White Tiger in Grey Backyard


Finished The White Tiger....Arvind Adiga is stupendous in delineating the reality of Indian polity. The White Tiger is well written...though it appeared to me to be too conscious to satisfy the western appetite. The Man Booker award did not come out of blue...definitely well depicted...Indian can surely 'boast' being rated among the best known corrupted nations of the world...but is that to this extent?

what I feel....Adiga aimed at capturing the pitch-black darkness that continues to exist under the much camoufalged Shining India...croes and crores are spent to advertise India's steady march into the power circle of global politics though at the centre the poor citizens suffers the painful plight inflicted upon them...and remain quite oblivious of the fact...and thats probably the reason when Balram Halwai breaks free, though savage and utter immoral his way is....it lands a real hard punch to digest...

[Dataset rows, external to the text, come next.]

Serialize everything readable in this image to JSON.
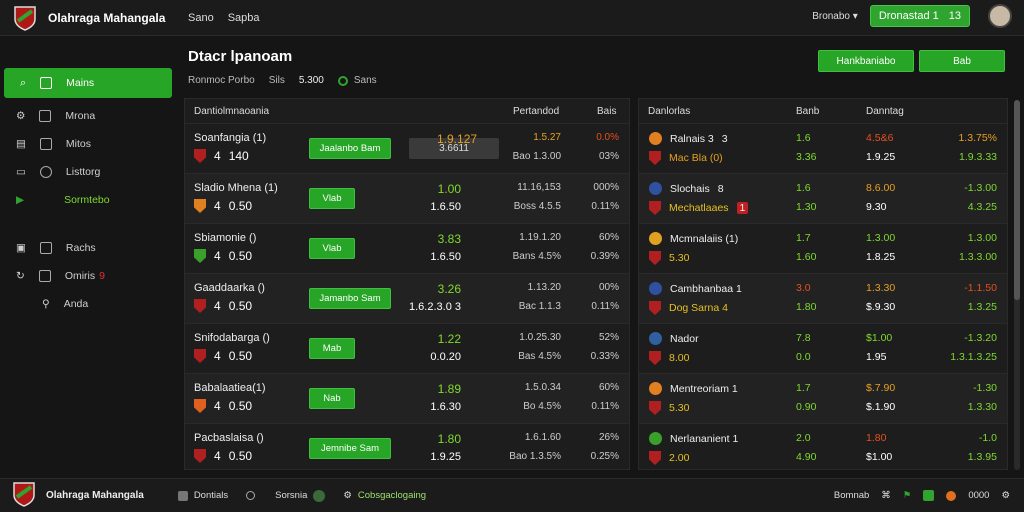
{
  "app": {
    "title": "Olahraga Mahangala"
  },
  "topnav": [
    "Sano",
    "Sapba"
  ],
  "top_right": {
    "dropdown": "Bronabo",
    "balance_label": "Dronastad 1",
    "balance_value": "13"
  },
  "sidebar": {
    "items": [
      {
        "label": "Mains",
        "icon": "search-icon",
        "active": true
      },
      {
        "label": "Mrona",
        "icon": "gear-icon"
      },
      {
        "label": "Mitos",
        "icon": "book-icon"
      },
      {
        "label": "Listtorg",
        "icon": "list-icon"
      },
      {
        "label": "Sormtebo",
        "icon": "play-icon"
      },
      {
        "label": "Rachs",
        "icon": "chat-icon"
      },
      {
        "label": "Omiris",
        "badge": "9",
        "icon": "refresh-icon"
      },
      {
        "label": "Anda",
        "icon": "person-icon"
      }
    ]
  },
  "header": {
    "title": "Dtacr lpanoam",
    "sub1": "Ronmoc Porbo",
    "sub2": "Sils",
    "sub3": "5.300",
    "live": "Sans",
    "btn1": "Hankbaniabo",
    "btn2": "Bab"
  },
  "left_panel": {
    "headers": [
      "Dantiolmnaoania",
      "Pertandod",
      "Bais"
    ],
    "rows": [
      {
        "name": "Soanfangia (1)",
        "num": "4",
        "score": "140",
        "btn": "Jaalanbo Bam",
        "gray": "3.6611",
        "c1": "1.9.127",
        "c1b": "",
        "c2": "1.5.27",
        "c2b": "Bao 1.3.00",
        "c3": "0.0%",
        "c3b": "03%",
        "c1_color": "#e5a020",
        "c2_color": "#e5a020",
        "c3_color": "#e55020",
        "crest": "#b02020"
      },
      {
        "name": "Sladio Mhena (1)",
        "num": "4",
        "score": "0.50",
        "btn": "Vlab",
        "c1": "1.00",
        "c1b": "1.6.50",
        "c2": "11.16,153",
        "c2b": "Boss 4.5.5",
        "c3": "000%",
        "c3b": "0.11%",
        "crest": "#e08020"
      },
      {
        "name": "Sbiamonie ()",
        "num": "4",
        "score": "0.50",
        "btn": "Vlab",
        "c1": "3.83",
        "c1b": "1.6.50",
        "c2": "1.19.1.20",
        "c2b": "Bans 4.5%",
        "c3": "60%",
        "c3b": "0.39%",
        "crest": "#3aa02a"
      },
      {
        "name": "Gaaddaarka ()",
        "num": "4",
        "score": "0.50",
        "btn": "Jamanbo Sam",
        "c1": "3.26",
        "c1b": "1.6.2.3.0 3",
        "c2": "1.13.20",
        "c2b": "Bac 1.1.3",
        "c3": "00%",
        "c3b": "0.11%",
        "crest": "#b02020"
      },
      {
        "name": "Snifodabarga ()",
        "num": "4",
        "score": "0.50",
        "btn": "Mab",
        "c1": "1.22",
        "c1b": "0.0.20",
        "c2": "1.0.25.30",
        "c2b": "Bas 4.5%",
        "c3": "52%",
        "c3b": "0.33%",
        "crest": "#b02020"
      },
      {
        "name": "Babalaatiea(1)",
        "num": "4",
        "score": "0.50",
        "btn": "Nab",
        "c1": "1.89",
        "c1b": "1.6.30",
        "c2": "1.5.0.34",
        "c2b": "Bo 4.5%",
        "c3": "60%",
        "c3b": "0.11%",
        "crest": "#e06020"
      },
      {
        "name": "Pacbaslaisa ()",
        "num": "4",
        "score": "0.50",
        "btn": "Jemnibe Sam",
        "c1": "1.80",
        "c1b": "1.9.25",
        "c2": "1.6.1.60",
        "c2b": "Bao 1.3.5%",
        "c3": "26%",
        "c3b": "0.25%",
        "crest": "#b02020"
      }
    ]
  },
  "right_panel": {
    "headers": [
      "Danlorlas",
      "Banb",
      "Danntag"
    ],
    "rows": [
      {
        "l1": "Ralnais 3",
        "l1n": "3",
        "l2": "Mac Bla (0)",
        "a1": "1.6",
        "a2": "3.36",
        "b1": "4.5&6",
        "b2": "1.9.25",
        "c1": "1.3.75%",
        "c2": "1.9.3.33",
        "a1c": "#7fd92f",
        "b1c": "#e55020",
        "c1c": "#e5a020",
        "l2c": "#e5a020"
      },
      {
        "l1": "Slochais",
        "l1n": "8",
        "l2": "Mechatlaaes",
        "l2n": "1",
        "a1": "1.6",
        "a2": "1.30",
        "b1": "8.6.00",
        "b2": "9.30",
        "c1": "-1.3.00",
        "c2": "4.3.25",
        "a1c": "#7fd92f",
        "b1c": "#e5a020"
      },
      {
        "l1": "Mcmnalaiis (1)",
        "l2": "5.30",
        "a1": "1.7",
        "a2": "1.60",
        "b1": "1.3.00",
        "b2": "1.8.25",
        "c1": "1.3.00",
        "c2": "1.3.3.00"
      },
      {
        "l1": "Cambhanbaa 1",
        "l2": "Dog Sarna 4",
        "a1": "3.0",
        "a2": "1.80",
        "b1": "1.3.30",
        "b2": "$.9.30",
        "c1": "-1.1.50",
        "c2": "1.3.25",
        "a1c": "#e55020",
        "b1c": "#e5a020",
        "c1c": "#e55020"
      },
      {
        "l1": "Nador",
        "l2": "8.00",
        "a1": "7.8",
        "a2": "0.0",
        "b1": "$1.00",
        "b2": "1.95",
        "c1": "-1.3.20",
        "c2": "1.3.1.3.25"
      },
      {
        "l1": "Mentreoriam 1",
        "l2": "5.30",
        "a1": "1.7",
        "a2": "0.90",
        "b1": "$.7.90",
        "b2": "$.1.90",
        "c1": "-1.30",
        "c2": "1.3.30",
        "b1c": "#e5a020"
      },
      {
        "l1": "Nerlananient 1",
        "l2": "2.00",
        "a1": "2.0",
        "a2": "4.90",
        "b1": "1.80",
        "b2": "$1.00",
        "c1": "-1.0",
        "c2": "1.3.95",
        "b1c": "#e55020"
      }
    ]
  },
  "footer": {
    "items": [
      "Dontials",
      "Sorsnia",
      "Cobsgaclogaing"
    ],
    "right": [
      "Bomnab",
      "0000"
    ]
  }
}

Adiga surely knows to employ words so as to capture our imagination just the way it ought to be. The novel, if form is considered, is a kind of reinventing a long drawn practice. As Joseph Conrad deployed the travelogue method to probe into human psyche, to bring out man's sojourn into his inner self in 'The Heart of Darkness', as James Joyce used bildungsroman form to depict an artist's psychological growth in his 'The Portrait of an Artist as a Young Man,' Adiga deftly used the epistolary form. But a 21st century novel probably realistically discarded the 'letter-novel' form only to re-invent it in 'email-novel' form. Balram Halwai sends emails to the Chinese Premier unfolding his rise to success that in its due course lamblasts the corrupted hypocrite Indian social institutions and politics-- the sarcasm in the tone his hardly missed.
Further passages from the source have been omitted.